We know that you can transform the mechanical motions of your body into electrical energy, like when you turn the crank or shake a mechanically-powered flashlight. These types of mechanical motions are quite large compared to many of the day-to-day (and minute-to-minute) actions you perform–for example walking, breathing, and thumb wrestling.

What if we could harvest energy from these tiny movements? Researchers at the Korea Advanced Institute of Science and Technology are seeking the answer to this question with piezoelectric barium titanate. The electrical output of their devices is very small (in the nanoAmps) but over a long period and over many repetitions it would be possible to run a small electric device–even a biologically-embedded one. An alternative to blood power?
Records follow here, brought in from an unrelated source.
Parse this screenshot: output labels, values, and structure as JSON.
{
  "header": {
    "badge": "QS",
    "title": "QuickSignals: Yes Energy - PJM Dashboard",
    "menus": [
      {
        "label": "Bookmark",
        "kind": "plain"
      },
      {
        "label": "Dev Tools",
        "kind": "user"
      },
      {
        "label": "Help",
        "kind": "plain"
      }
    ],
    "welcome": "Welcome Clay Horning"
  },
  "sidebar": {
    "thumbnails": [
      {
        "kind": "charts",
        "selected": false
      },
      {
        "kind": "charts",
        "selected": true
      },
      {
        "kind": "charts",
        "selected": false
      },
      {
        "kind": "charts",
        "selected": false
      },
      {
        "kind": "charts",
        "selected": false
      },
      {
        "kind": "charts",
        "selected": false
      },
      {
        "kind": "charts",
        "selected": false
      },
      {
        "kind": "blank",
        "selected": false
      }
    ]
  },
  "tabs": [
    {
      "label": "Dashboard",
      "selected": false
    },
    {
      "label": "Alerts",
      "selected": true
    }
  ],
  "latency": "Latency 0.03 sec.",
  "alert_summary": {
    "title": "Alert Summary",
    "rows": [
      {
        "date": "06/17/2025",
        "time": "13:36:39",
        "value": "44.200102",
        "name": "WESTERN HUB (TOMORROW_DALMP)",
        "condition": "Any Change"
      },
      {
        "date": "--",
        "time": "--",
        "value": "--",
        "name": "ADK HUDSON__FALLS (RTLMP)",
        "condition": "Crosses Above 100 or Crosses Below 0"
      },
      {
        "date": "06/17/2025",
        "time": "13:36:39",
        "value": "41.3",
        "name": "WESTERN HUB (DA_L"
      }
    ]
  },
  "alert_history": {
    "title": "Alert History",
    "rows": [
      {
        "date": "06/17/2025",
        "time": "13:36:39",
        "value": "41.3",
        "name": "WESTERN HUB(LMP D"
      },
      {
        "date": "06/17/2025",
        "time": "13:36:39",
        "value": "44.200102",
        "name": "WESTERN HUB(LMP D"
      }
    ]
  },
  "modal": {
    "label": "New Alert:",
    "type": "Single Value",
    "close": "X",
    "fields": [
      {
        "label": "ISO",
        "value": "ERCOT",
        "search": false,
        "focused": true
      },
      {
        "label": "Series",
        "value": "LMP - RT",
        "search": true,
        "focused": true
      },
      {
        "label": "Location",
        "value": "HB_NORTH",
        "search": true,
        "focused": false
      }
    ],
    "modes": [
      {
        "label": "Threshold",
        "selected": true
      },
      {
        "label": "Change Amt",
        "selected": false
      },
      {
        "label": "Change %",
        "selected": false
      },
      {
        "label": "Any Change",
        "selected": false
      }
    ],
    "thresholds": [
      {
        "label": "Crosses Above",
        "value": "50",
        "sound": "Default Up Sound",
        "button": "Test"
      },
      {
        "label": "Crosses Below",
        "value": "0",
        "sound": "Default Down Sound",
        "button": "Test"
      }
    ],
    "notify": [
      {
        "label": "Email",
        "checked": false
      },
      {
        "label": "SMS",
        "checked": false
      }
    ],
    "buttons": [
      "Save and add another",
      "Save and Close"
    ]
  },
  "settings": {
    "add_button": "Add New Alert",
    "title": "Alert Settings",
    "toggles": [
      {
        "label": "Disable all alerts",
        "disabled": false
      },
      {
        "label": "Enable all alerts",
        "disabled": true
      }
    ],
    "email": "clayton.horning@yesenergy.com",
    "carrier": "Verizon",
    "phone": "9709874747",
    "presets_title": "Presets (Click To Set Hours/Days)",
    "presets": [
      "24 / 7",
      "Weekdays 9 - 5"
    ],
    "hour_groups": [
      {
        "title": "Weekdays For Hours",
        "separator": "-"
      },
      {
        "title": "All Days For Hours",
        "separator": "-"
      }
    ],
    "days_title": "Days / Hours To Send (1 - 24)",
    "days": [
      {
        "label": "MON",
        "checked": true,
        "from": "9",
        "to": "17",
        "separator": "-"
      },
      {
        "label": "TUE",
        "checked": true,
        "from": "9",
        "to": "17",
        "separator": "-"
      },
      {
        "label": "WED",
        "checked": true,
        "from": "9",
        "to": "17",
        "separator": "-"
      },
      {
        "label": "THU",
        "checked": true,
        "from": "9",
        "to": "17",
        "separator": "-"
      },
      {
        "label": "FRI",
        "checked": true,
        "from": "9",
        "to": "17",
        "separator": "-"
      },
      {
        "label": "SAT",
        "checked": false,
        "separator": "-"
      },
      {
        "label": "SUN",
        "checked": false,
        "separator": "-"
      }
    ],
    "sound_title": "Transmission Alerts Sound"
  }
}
There is clearly a lot of potential in this technology, and we’ll be interested to see if and when we can start messing around with this stuff. Heck, it’s already been used to power a small LED and you all know just how much everyone would jump at the chance to cover themselves in self-powered LEDs…

Global Village Construction Set

The Global Village Construction Set is an open hardware initiative aimed at sharing tool-building knowledge. They believe that to build civilization you need forty basic tools, eight of which they’ve already prototyped and made available on their wiki. Included in these is a tractor which reminds us of a beefy bobcat. It has a soil pulverizing attachment which can be used to break down soil and feed it to their soil brick compressor. That machine spits out compressed dirt bricks which are used as building materials. They’re stacked on concrete footings and then limewashed to protect the un-baked bricks from water erosion. Does this remind anyone else of real-life Minecraft?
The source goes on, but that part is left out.